His final incompletion was not his fault. The ball bounced off the hands of Chris Ivory, on a third-and-2 at his team's own 24, and the Jets elected to punt. Detroit took over, gained two first downs and ran out the clock.


The Jets finished the first quarter of their season at 1-3, slain by games against talented quarterbacks - Aaron Rodgers, Jay Cutler and Stafford - who carved up their defense. Still, the harder section begins next weekend. The game in San Diego commences a 12-day stretch that also includes a home matchup with Peyton Manning and Denver and then a Thursday night trip to New England.


Baseball fan that he is, Jets Coach Rex Ryan during the week likened his team's predicament to the grind in that sport.


'In the N.F.L. it's the equivalent of a 10-game losing streak when you lose one game,' he said.

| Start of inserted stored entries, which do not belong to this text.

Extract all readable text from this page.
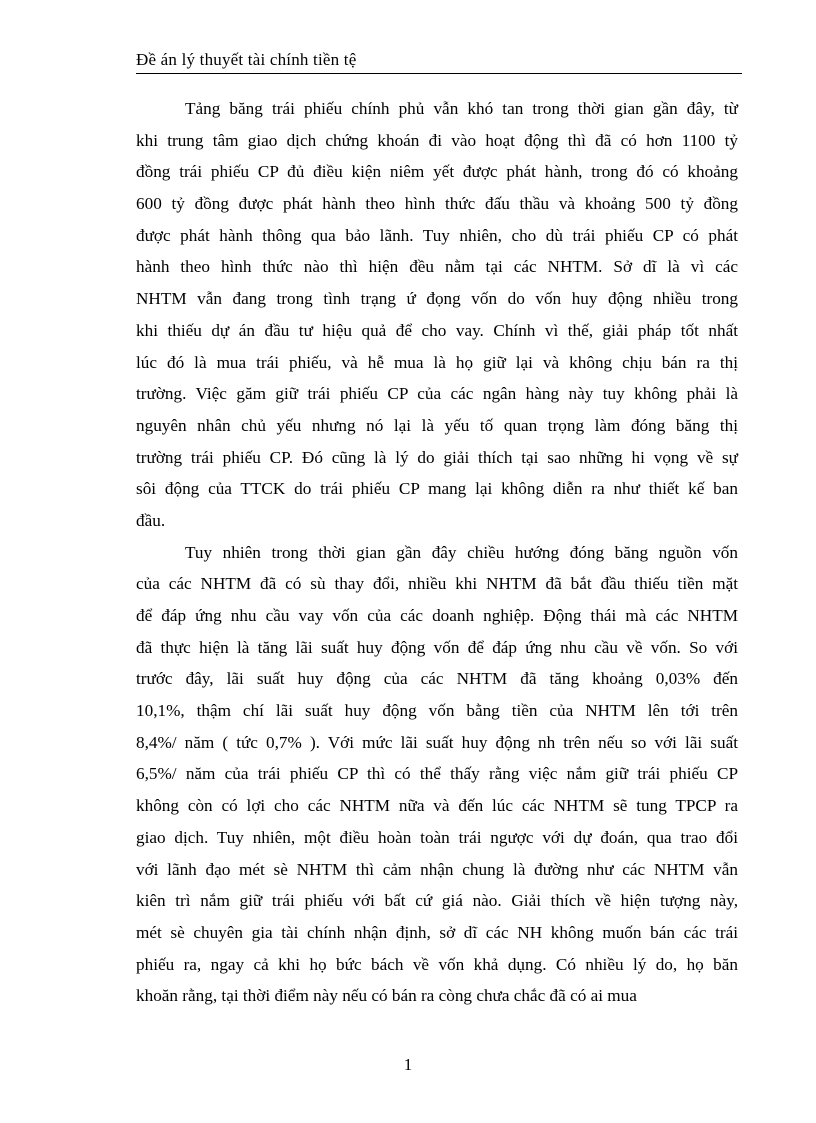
Đề án lý thuyết tài chính tiền tệ
Tảng băng trái phiếu chính phủ vẫn khó tan trong thời gian gần đây, từ
khi trung tâm giao dịch chứng khoán đi vào hoạt động thì đã có hơn 1100 tỷ
đồng trái phiếu CP đủ điều kiện niêm yết được phát hành, trong đó có khoảng
600 tỷ đồng được phát hành theo hình thức đấu thầu và khoảng 500 tỷ đồng
được phát hành thông qua bảo lãnh. Tuy nhiên, cho dù trái phiếu CP có phát
hành theo hình thức nào thì hiện đều nằm tại các NHTM. Sở dĩ là vì các
NHTM vẫn đang trong tình trạng ứ đọng vốn do vốn huy động nhiều trong
khi thiếu dự án đầu tư hiệu quả để cho vay. Chính vì thế, giải pháp tốt nhất
lúc đó là mua trái phiếu, và hễ mua là họ giữ lại và không chịu bán ra thị
trường. Việc găm giữ trái phiếu CP của các ngân hàng này tuy không phải là
nguyên nhân chủ yếu nhưng nó lại là yếu tố quan trọng làm đóng băng thị
trường trái phiếu CP. Đó cũng là lý do giải thích tại sao những hi vọng về sự
sôi động của TTCK do trái phiếu CP mang lại không diễn ra như thiết kế ban
đầu.
Tuy nhiên trong thời gian gần đây chiều hướng đóng băng nguồn vốn
của các NHTM đã có sù thay đổi, nhiều khi NHTM đã bắt đầu thiếu tiền mặt
để đáp ứng nhu cầu vay vốn của các doanh nghiệp. Động thái mà các NHTM
đã thực hiện là tăng lãi suất huy động vốn để đáp ứng nhu cầu về vốn. So với
trước đây, lãi suất huy động của các NHTM đã tăng khoảng 0,03% đến
10,1%, thậm chí lãi suất huy động vốn bằng tiền của NHTM lên tới trên
8,4%/ năm ( tức 0,7% ). Với mức lãi suất huy động nh trên nếu so với lãi suất
6,5%/ năm của trái phiếu CP thì có thể thấy rằng việc nắm giữ trái phiếu CP
không còn có lợi cho các NHTM nữa và đến lúc các NHTM sẽ tung TPCP ra
giao dịch. Tuy nhiên, một điều hoàn toàn trái ngược với dự đoán, qua trao đổi
với lãnh đạo mét sè NHTM thì cảm nhận chung là đường như các NHTM vẫn
kiên trì nắm giữ trái phiếu với bất cứ giá nào. Giải thích về hiện tượng này,
mét sè chuyên gia tài chính nhận định, sở dĩ các NH không muốn bán các trái
phiếu ra, ngay cả khi họ bức bách về vốn khả dụng. Có nhiều lý do, họ băn
khoăn rằng, tại thời điểm này nếu có bán ra còng chưa chắc đã có ai mua
1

If so, the Jets have lost 30 straight.


As poorly as their offense played Sunday, the defense also failed them. A trend has emerged in these last three losses: Whenever the Jets need a stop, they do not get one.

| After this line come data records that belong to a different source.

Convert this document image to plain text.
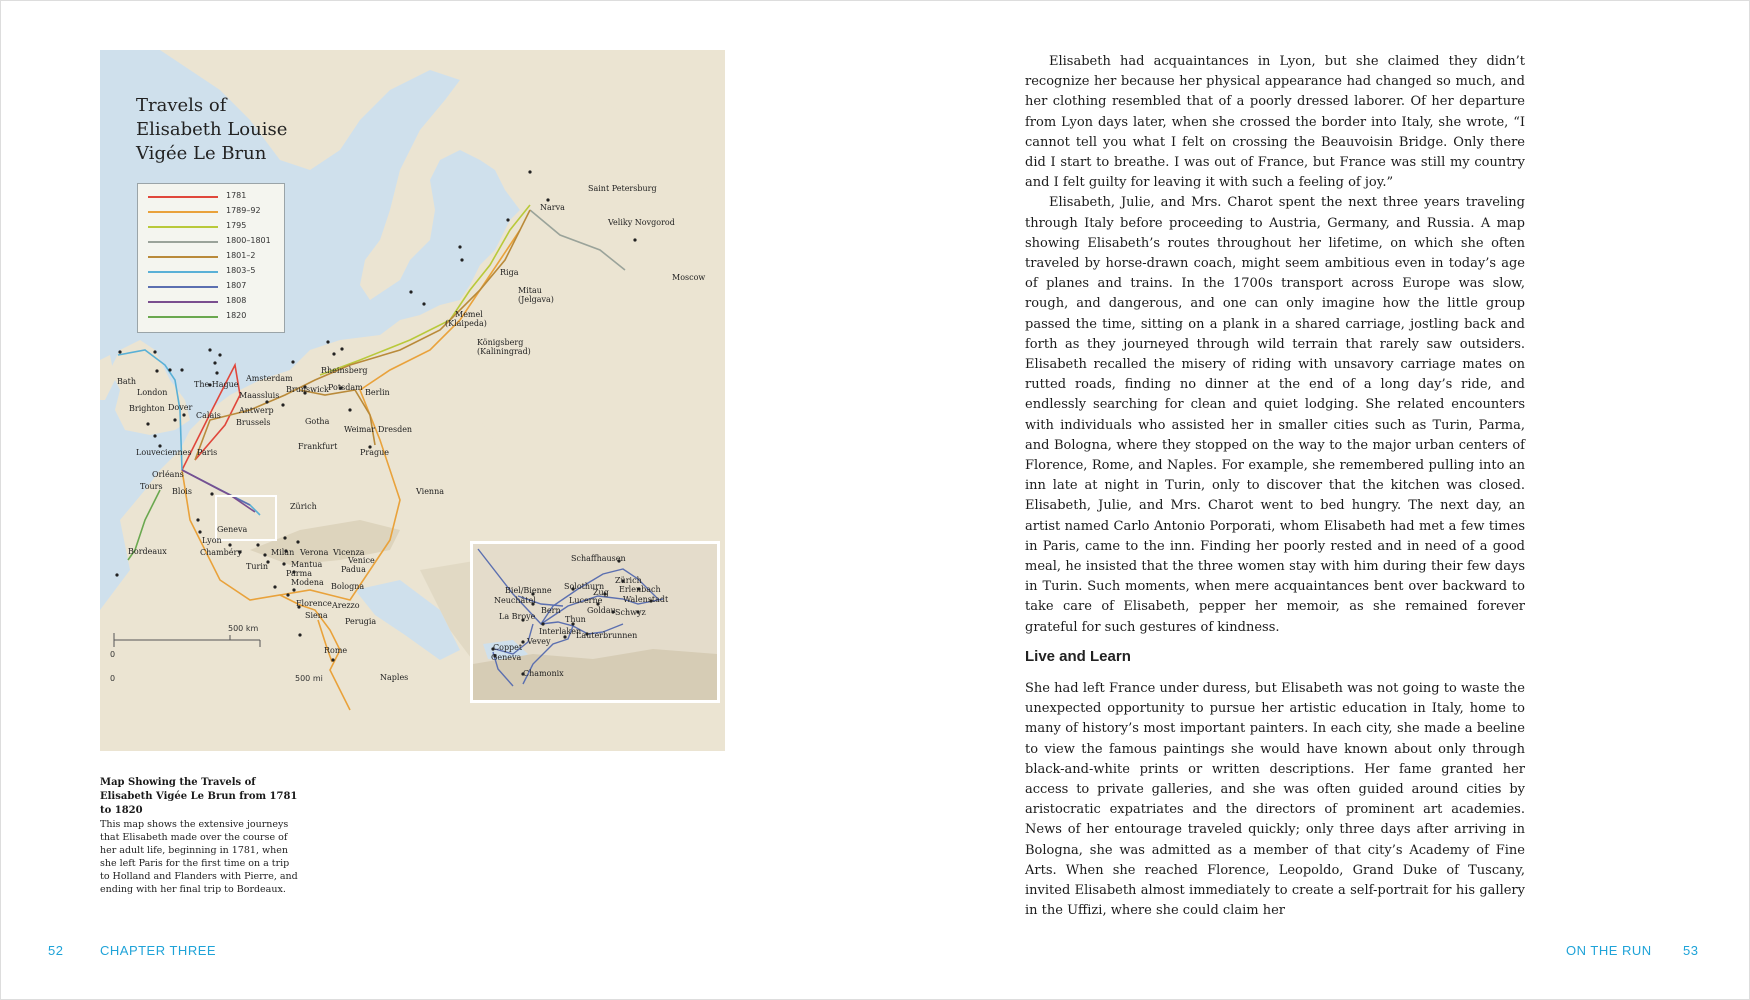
Travels of
Elisabeth Louise
Vigée Le Brun
1781
1789–92
1795
1800–1801
1801–2
1803–5
1807
1808
1820
Saint Petersburg
Narva
Veliky Novgorod
Moscow
Riga
Mitau
(Jelgava)
Memel
(Klaipeda)
Königsberg
(Kaliningrad)
Rheinsberg
Potsdam
Berlin
Brunswick
Bath
London
Brighton Dover
Calais
The Hague
Amsterdam
Maassluis
Antwerp
Brussels	Gotha
Weimar Dresden
Frankfurt
Prague
Louveciennes Paris
Orléans
Tours
Blois	Vienna
Zürich
Geneva
Lyon
Chambéry
Bordeaux	Milan Verona Vicenza
Venice
Padua
Turin	Mantua
Parma
Modena Bologna
Florence Arezzo
Siena
Perugia
Rome
Naples
0
500 km
0	500 mi
Schaffhausen
Zürich
Erlenbach
Walenstadt
Biel/Bienne Solothurn
Zug
Neuchâtel	Lucerne
Bern	Goldau Schwyz
La Broye	Thun
Interlaken
Lauterbrunnen
Vevey
Coppet
Geneva
Chamonix
Map Showing the Travels of Elisabeth Vigée Le Brun from 1781 to 1820
This map shows the extensive journeys that Elisabeth made over the course of her adult life, beginning in 1781, when she left Paris for the first time on a trip to Holland and Flanders with Pierre, and ending with her final trip to Bordeaux.

Elisabeth had acquaintances in Lyon, but she claimed they didn’t recognize her because her physical appearance had changed so much, and her clothing resembled that of a poorly dressed laborer. Of her departure from Lyon days later, when she crossed the border into Italy, she wrote, “I cannot tell you what I felt on crossing the Beauvoisin Bridge. Only there did I start to breathe. I was out of France, but France was still my country and I felt guilty for leaving it with such a feeling of joy.”

Elisabeth, Julie, and Mrs. Charot spent the next three years traveling through Italy before proceeding to Austria, Germany, and Russia. A map showing Elisabeth’s routes throughout her lifetime, on which she often traveled by horse-drawn coach, might seem ambitious even in today’s age of planes and trains. In the 1700s transport across Europe was slow, rough, and dangerous, and one can only imagine how the little group passed the time, sitting on a plank in a shared carriage, jostling back and forth as they journeyed through wild terrain that rarely saw outsiders. Elisabeth recalled the misery of riding with unsavory carriage mates on rutted roads, finding no dinner at the end of a long day’s ride, and endlessly searching for clean and quiet lodging. She related encounters with individuals who assisted her in smaller cities such as Turin, Parma, and Bologna, where they stopped on the way to the major urban centers of Florence, Rome, and Naples. For example, she remembered pulling into an inn late at night in Turin, only to discover that the kitchen was closed. Elisabeth, Julie, and Mrs. Charot went to bed hungry. The next day, an artist named Carlo Antonio Porporati, whom Elisabeth had met a few times in Paris, came to the inn. Finding her poorly rested and in need of a good meal, he insisted that the three women stay with him during their few days in Turin. Such moments, when mere acquaintances bent over backward to take care of Elisabeth, pepper her memoir, as she remained forever grateful for such gestures of kindness.

Live and Learn

She had left France under duress, but Elisabeth was not going to waste the unexpected opportunity to pursue her artistic education in Italy, home to many of history’s most important painters. In each city, she made a beeline to view the famous paintings she would have known about only through black-and-white prints or written descriptions. Her fame granted her access to private galleries, and she was often guided around cities by aristocratic expatriates and the directors of prominent art academies. News of her entourage traveled quickly; only three days after arriving in Bologna, she was admitted as a member of that city’s Academy of Fine Arts. When she reached Florence, Leopoldo, Grand Duke of Tuscany, invited Elisabeth almost immediately to create a self-portrait for his gallery in the Uffizi, where she could claim her

52	CHAPTER THREE	ON THE RUN 53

Two weeks ago Green Bay romped 97 yards for a touchdown just before halftime. Last week Chicago drove 80 for a touchdown just after halftime. On Sunday, after cutting their deficit to 17-10 on an 11-yard touchdown catch by Eric Decker, the Jets had Detroit pinned at its own 10-yard line, facing a third-and-10.

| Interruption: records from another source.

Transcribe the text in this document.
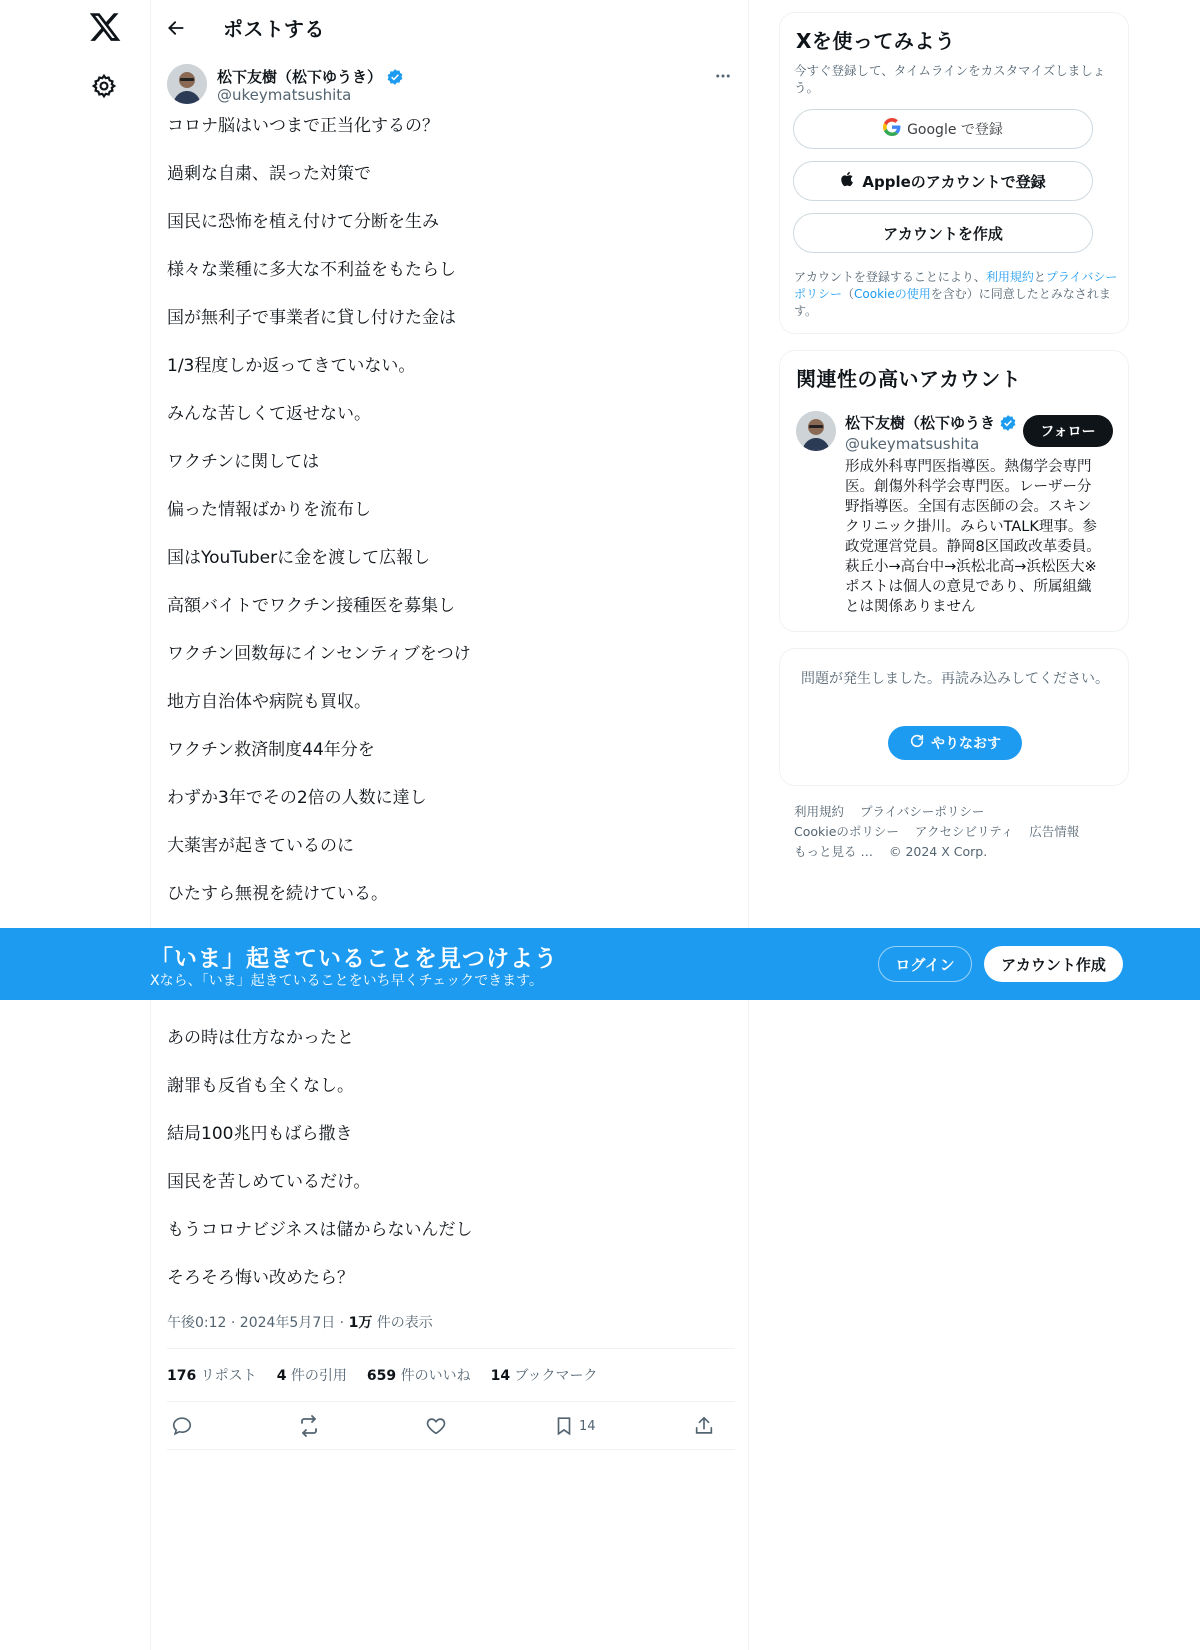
ポストする
松下友樹（松下ゆうき）
@ukeymatsushita
コロナ脳はいつまで正当化するの？
過剰な自粛、誤った対策で
国民に恐怖を植え付けて分断を生み
様々な業種に多大な不利益をもたらし
国が無利子で事業者に貸し付けた金は
1/3程度しか返ってきていない。
みんな苦しくて返せない。
ワクチンに関しては
偏った情報ばかりを流布し
国はYouTuberに金を渡して広報し
高額バイトでワクチン接種医を募集し
ワクチン回数毎にインセンティブをつけ
地方自治体や病院も買収。
ワクチン救済制度44年分を
わずか3年でその2倍の人数に達し
大薬害が起きているのに
ひたすら無視を続けている。
あの時は仕方なかったと
謝罪も反省も全くなし。
結局100兆円もばら撒き
国民を苦しめているだけ。
もうコロナビジネスは儲からないんだし
そろそろ悔い改めたら？
午後0:12 · 2024年5月7日 · 1万 件の表示
176 リポスト 4 件の引用 659 件のいいね 14 ブックマーク
14
Xを使ってみよう
今すぐ登録して、タイムラインをカスタマイズしましょう。
Google で登録
Appleのアカウントで登録
アカウントを作成
アカウントを登録することにより、利用規約とプライバシーポリシー（Cookieの使用を含む）に同意したとみなされます。
関連性の高いアカウント
松下友樹（松下ゆうき
@ukeymatsushita
フォロー
形成外科専門医指導医。熱傷学会専門医。創傷外科学会専門医。レーザー分野指導医。全国有志医師の会。スキンクリニック掛川。みらいTALK理事。参政党運営党員。静岡8区国政改革委員。萩丘小→高台中→浜松北高→浜松医大※ポストは個人の意見であり、所属組織とは関係ありません
問題が発生しました。再読み込みしてください。
やりなおす
利用規約 プライバシーポリシー
Cookieのポリシー アクセシビリティ 広告情報
もっと見る … © 2024 X Corp.
「いま」起きていることを見つけよう
Xなら、「いま」起きていることをいち早くチェックできます。
ログイン	アカウント作成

Stafford found Golden Tate for an 11-yard gain, then Reggie Bush for 10 yards on a third-and-9 and then Ryan Broyles for 21 on a third-and-2. After Tate bowled over Darrin Walls on a 16-yard catch-and-run, Stafford ran into the end zone from 1 yard out, extending the Lions ' lead to 24-10.


Detroit entered Sunday allowing 63.7 rushing yards per game. The Jets gained 52 on the ground - on their first drive. Smith played the role of automaton, turning to hand off the ball to Ivory, again and again, nine times in all.


The play calls reflected a commitment echoed all week by the Jets: more running, more Ivory. That opening series, which produced a Nick Folk field goal, presaged little, though.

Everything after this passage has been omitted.